The Dignity of Earned Success
You may have noticed that there has been a lot of discussion recently about unemployment benefits across the United States, as well as right here in West Virginia. How much should unemployment benefits be? How long should unemployment benefits last? Who should qualify and why? Though these questions are particularly acute in the current COVID-19 pandemic, political environment, and the accompanying government shutdown, the debate has raged for decades over the size, scope, and duration of unemployment insurance.
It is tempting to place this issue in the typical left versus right or conservative versus progressive dichotomy, and perhaps that is a somewhat useful heuristic, but I approach this particular issue with a “guiding light” and work backwards from there.
My guiding light is the dignity of earned success – a concept that has been most notably championed by Harvard Kennedy School professor and former president of the American Enterprise Institute, Arthur Brooks. Earned success is a fairly simple concept, according to Brooks:
“Earned success involves the ability to create value honestly — not by inheriting a fortune, not by picking up a welfare check. It does not mean making money in and of itself. Earned success is the creation of value in our lives or in the lives of others. Earned success is the stuff of entrepreneurs who seek value through innovation, hard work and passion. Earned success is what parents feel when their children do wonderful things, what social innovators feel when they change lives, what artists feel when they create something of beauty.”

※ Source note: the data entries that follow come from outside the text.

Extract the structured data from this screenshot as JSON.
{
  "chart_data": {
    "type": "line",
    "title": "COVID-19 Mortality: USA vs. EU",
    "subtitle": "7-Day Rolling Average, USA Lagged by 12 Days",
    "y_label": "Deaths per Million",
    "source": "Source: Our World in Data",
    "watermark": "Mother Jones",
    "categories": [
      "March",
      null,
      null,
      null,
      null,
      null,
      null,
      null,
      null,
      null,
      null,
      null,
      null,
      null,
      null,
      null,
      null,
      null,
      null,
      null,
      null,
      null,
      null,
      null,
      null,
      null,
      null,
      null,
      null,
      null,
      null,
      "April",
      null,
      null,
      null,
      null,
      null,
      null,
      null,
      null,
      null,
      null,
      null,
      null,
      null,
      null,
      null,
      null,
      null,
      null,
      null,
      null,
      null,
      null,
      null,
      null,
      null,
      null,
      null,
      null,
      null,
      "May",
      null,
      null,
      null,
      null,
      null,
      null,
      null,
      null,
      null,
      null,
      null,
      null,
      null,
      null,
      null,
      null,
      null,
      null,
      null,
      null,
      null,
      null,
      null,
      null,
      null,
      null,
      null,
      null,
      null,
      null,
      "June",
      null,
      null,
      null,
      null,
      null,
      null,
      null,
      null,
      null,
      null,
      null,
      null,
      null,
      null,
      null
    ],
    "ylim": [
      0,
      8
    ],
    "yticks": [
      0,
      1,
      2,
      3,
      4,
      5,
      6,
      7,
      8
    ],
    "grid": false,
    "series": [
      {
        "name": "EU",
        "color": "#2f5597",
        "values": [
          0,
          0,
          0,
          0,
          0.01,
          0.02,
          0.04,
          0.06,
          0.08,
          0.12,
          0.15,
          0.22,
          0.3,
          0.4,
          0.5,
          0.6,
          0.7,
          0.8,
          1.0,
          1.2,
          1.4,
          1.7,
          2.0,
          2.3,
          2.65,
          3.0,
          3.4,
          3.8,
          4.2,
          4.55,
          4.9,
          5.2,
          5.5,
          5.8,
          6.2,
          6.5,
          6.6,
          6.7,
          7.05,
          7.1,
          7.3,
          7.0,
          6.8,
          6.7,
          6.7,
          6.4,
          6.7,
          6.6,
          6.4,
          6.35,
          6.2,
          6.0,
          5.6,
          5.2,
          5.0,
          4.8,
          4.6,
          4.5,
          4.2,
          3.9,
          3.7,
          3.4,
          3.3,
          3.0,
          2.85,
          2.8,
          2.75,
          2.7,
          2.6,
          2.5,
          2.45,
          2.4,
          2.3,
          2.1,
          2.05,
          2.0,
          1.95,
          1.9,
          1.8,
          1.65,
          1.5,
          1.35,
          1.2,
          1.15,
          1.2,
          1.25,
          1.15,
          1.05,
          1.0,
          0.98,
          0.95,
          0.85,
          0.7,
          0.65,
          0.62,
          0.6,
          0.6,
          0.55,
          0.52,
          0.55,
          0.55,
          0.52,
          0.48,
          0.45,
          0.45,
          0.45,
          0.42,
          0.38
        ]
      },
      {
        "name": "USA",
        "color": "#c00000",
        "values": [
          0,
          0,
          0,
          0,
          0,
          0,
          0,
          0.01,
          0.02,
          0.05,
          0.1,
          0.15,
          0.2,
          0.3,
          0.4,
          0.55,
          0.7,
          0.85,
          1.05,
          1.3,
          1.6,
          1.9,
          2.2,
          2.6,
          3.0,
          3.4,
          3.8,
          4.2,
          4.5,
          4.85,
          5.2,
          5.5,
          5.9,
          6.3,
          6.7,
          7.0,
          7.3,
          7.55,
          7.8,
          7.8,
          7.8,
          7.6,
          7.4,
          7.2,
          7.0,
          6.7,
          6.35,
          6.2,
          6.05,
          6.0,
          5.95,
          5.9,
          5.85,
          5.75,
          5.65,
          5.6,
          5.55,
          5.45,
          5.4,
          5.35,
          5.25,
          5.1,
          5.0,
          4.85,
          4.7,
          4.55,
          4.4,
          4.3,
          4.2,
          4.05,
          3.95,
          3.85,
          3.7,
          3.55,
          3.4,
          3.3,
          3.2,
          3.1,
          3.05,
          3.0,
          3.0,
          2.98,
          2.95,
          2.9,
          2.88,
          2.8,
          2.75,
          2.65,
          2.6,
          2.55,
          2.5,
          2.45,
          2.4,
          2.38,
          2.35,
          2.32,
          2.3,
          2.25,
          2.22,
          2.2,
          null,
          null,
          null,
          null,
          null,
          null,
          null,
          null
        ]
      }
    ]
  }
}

Sometimes, the most helpful definition comes from what something is not, and here is what Brooks says in that regard:
“Not surprisingly, unearned money — while it may help alleviate suffering — carries with it no personal satisfaction. Studies of lottery winners, for instance, show that after a brief period of increased happiness, their moods darken as they no longer derive the same enjoyment from the simple pleasures in life, and as the glow of buying things wears off. The same results emerge with other kinds of unearned income — welfare payments, for example. According to the University of Michigan’s 2001 Panel Study of Income Dynamics, going on the welfare rolls increases by 16 percent the likelihood of a person saying that she or he has felt inconsolably sad over the past month. Of course, the misery of welfare recipients probably goes well beyond the check itself. Nonetheless, studies show that recipients are far unhappier than equally poor people who do not receive such government benefits.”
Brooks does say that money is not the same thing as earned success, but that it can be thought of as a symbol for earned success.
So, what does all this mean? It means that public policy should be doing everything it can to incentivize people to get back into the workforce as quickly and efficiently as possible. It does not say that there is no role for some version of a safety net, especially in response to a government-mandated economic shutdown, but it absolutely does mean that society should recognize not only the monetary value that comes with earning a paycheck but also the psychological and cultural benefits, as well.
With that understanding, society should ensure that while our safety net must be humane, it should also be targeted, short-lived, and incentivize able-bodied people to rejoin the workforce as quickly as possible. The spiritual, cultural, and personal benefits are immense and should always be at the forefront of any conversation dealing with a social safety net.
Garrett Ballengee is the Executive Director of the Cardinal Institute for West Virginia Policy.